Type checking only typed input

stefanv · August 16, 2025, 2:59pm

Hi everyone,

In scikit-image, we have the problem that users sometimes confuse images and image masks: two commons function inputs, both of which are NumPy arrays.

We would like to provide a typing mechanism that would help users identify these problems. However, we do not want to force them to adopt types.

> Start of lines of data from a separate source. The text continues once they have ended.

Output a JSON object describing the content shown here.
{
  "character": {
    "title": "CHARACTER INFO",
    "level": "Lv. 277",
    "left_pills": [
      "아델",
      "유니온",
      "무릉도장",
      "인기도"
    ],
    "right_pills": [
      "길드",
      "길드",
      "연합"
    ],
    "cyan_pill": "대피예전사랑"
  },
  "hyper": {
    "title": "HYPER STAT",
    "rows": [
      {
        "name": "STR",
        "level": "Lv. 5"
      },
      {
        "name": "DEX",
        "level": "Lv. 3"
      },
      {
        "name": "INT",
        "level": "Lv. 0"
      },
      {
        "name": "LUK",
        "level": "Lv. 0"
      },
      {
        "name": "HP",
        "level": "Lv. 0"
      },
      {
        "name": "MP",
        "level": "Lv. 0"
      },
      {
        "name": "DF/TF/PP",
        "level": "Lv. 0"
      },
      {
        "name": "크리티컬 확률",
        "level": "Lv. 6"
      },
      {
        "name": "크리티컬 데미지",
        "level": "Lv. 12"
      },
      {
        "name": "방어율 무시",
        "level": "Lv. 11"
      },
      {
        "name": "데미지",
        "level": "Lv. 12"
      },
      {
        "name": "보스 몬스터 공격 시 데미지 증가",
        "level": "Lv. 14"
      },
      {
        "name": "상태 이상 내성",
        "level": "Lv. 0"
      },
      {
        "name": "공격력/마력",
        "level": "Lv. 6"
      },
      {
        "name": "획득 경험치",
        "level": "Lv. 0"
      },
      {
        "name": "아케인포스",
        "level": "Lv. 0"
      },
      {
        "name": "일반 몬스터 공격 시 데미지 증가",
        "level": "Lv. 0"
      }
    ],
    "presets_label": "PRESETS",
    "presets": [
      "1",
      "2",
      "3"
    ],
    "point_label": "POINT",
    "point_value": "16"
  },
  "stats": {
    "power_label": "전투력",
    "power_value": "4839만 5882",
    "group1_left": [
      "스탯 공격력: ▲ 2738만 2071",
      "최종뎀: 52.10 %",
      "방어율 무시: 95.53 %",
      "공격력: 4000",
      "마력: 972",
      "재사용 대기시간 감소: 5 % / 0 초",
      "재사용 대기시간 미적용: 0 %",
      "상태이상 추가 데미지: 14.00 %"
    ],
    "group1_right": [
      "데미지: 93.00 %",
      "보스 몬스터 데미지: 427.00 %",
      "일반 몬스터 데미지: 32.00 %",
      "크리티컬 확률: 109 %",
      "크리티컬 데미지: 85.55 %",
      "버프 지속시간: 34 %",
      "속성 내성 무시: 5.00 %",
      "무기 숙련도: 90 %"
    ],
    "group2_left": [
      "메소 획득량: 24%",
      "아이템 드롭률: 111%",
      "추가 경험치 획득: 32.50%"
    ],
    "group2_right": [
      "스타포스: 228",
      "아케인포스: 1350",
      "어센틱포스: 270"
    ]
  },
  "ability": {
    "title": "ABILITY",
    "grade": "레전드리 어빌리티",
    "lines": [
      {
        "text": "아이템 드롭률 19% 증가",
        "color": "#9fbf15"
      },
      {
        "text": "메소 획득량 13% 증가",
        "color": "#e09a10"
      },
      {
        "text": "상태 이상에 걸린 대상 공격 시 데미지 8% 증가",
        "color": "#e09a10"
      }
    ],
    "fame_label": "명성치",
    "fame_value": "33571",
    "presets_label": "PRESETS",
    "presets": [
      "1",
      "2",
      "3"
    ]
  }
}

To make this concrete, consider the following example:

import numpy as np
import numpy.typing as npt

from typing import overload, NewType


# Example annotation only — not correct for our purposes
Image = NewType("Image", np.ndarray)
Mask = NewType("Mask", np.ndarray)


@overload
def process(arr: Image) -> None: ...
@overload
def process(arr: np.ndarray) -> None: ...

def process(arr):
    print(arr[0, 0])


x = np.array([[1,2,3]])
process(x)  # should work

y = Image(np.array([[1,2,3]]))
process(y)  # should work

z = Mask(np.array([[1,2,3]]))
process(z)  # should fail, masked provided instead of image

Here, you can see that we want:

For a user who does not type annotate to continue their work as normal, with no type checking failures.
For a user who annotates their types to see when they mix up Images and Masks.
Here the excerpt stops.